Our test sample of the SN580, having only 1TB of capacity, did stall out during the 450GB write, turning in the slowest time we’ve seen on our new test bed. It’s unlikely you’ll write 450GB of contiguous data very often, but the slowdown is indicative of the performance you’ll get when the drive is filled close to capacity. (For that reason, it’s a good idea to buy an SSD with more capacity than you think you’ll need.)
As you’ll see below, the seconds piled up only toward the end when the write slowed to 500MBps. However, that is around 200MBps faster than we’ve previously seen TLC written natively. Something has truly improved in NAND tech.
To be completely fair, the other 1TB SSD we’ve written our 450GB file to recently, the Adata Legend 960, was only two seconds faster. In its 2TB incarnation, the SN580 would turn in a much more competitive time.
Where the SN580 impressed the most was obviously in our 48GB transfers, regularly topping 3GBps, a speed formerly reached only by PCIe 5.0 SSDs.
Yup, our last two HBM SSDs were as dominant over PCIe 4.0 as PCIe 5.0 SSDs are over 5th gen. Of course, we haven’t tested any HBM PCIe 5.0 drives yet, so that’s not the full picture. It will likely be a while before bargain PCIe 5.0 drives are available, but keep an eye out.

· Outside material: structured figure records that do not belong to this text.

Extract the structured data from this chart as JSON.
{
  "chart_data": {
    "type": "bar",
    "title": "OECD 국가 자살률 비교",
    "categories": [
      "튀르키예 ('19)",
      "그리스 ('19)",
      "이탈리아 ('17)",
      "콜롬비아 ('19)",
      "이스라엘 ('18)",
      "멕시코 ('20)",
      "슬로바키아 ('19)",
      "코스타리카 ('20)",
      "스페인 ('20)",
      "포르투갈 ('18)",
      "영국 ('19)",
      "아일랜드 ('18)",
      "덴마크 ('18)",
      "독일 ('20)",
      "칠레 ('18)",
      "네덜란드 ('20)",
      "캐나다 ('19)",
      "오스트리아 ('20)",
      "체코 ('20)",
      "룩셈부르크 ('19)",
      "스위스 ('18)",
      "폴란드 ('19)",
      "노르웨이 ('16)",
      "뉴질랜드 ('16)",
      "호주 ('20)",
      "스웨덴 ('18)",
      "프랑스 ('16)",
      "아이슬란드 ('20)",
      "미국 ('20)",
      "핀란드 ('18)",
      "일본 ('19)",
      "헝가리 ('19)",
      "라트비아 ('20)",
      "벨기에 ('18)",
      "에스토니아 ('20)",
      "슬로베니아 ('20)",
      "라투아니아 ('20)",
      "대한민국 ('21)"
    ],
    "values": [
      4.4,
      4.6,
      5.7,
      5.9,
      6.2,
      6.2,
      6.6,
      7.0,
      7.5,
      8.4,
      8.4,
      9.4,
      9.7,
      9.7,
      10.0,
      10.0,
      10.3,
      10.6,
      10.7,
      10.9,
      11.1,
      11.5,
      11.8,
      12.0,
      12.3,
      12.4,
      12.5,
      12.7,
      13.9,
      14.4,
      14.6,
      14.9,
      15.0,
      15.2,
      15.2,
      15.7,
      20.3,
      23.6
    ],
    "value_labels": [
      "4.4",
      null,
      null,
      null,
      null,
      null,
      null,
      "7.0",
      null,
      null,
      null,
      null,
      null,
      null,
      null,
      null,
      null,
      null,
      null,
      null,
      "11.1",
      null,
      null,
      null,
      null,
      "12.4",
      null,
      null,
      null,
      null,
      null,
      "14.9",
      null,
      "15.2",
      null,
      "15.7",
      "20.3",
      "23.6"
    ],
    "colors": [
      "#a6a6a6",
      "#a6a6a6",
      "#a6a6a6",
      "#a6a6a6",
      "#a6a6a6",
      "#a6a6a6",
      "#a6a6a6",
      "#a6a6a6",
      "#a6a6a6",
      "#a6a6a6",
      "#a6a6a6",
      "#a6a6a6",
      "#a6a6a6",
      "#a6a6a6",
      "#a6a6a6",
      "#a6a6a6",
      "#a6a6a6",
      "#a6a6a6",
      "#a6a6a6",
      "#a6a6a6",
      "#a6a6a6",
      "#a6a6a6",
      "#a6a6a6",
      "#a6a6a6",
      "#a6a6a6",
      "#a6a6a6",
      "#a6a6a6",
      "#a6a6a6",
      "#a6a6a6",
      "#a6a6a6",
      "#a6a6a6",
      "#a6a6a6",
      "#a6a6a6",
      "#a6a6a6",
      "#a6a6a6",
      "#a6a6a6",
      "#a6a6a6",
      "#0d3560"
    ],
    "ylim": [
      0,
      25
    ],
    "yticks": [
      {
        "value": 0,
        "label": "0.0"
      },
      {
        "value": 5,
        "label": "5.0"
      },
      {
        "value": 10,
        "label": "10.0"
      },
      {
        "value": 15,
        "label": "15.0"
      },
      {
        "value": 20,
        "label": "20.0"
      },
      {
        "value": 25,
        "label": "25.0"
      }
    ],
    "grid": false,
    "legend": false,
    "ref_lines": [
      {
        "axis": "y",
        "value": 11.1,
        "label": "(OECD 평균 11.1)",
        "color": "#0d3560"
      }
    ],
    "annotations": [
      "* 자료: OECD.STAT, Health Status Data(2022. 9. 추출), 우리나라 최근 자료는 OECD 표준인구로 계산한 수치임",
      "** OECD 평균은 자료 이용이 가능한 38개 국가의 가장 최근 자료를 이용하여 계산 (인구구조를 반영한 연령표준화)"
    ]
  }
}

By Grapthar’s hammer, what a savings!
If you get the reference, nice to know you. If not, that’s simply a nerdy way of saying that the SN580 is a wonderfully high-performing NVMe SSD that costs a whole lot less than the competition. As long as that situation holds, the SN580 is the SDD you want at this price point.
How we test SSDs
Internal drive tests currently utilize Windows 11, 64-bit running on an X790 (PCIe 4.0/5.0) motherboard/i5-12400 CPU combo with two Kingston Fury 32GB DDR5 4800MHz modules (64GB of memory total). Both 20Gbps USB and Thunderbolt 4 are integrated to the back panel and Intel CPU/GPU graphics are used. The 48GB transfer tests utilize an ImDisk RAM disk taking up 58GB of the 64GB of total memory. The 450GB file is transferred from a Samsung 990 Pro 2TB which also runs the OS.
Each test is performed on a newly formatted and TRIM’d drive so the results are optimal. Note that in normal use, as a drive fills up, performance will decrease due to less NAND for secondary caching, as well as other factors.
Caveat: The performance numbers shown apply only to the drive we were shipped and to the capacity tested. SSD performance can and will vary by capacity due to more or fewer chips to shotgun reads/writes across and the amount of NAND available for secondary caching. Vendors also occasionally swap components. If you ever notice a large discrepancy between the performance you experience and that which we report, by all means, let us know.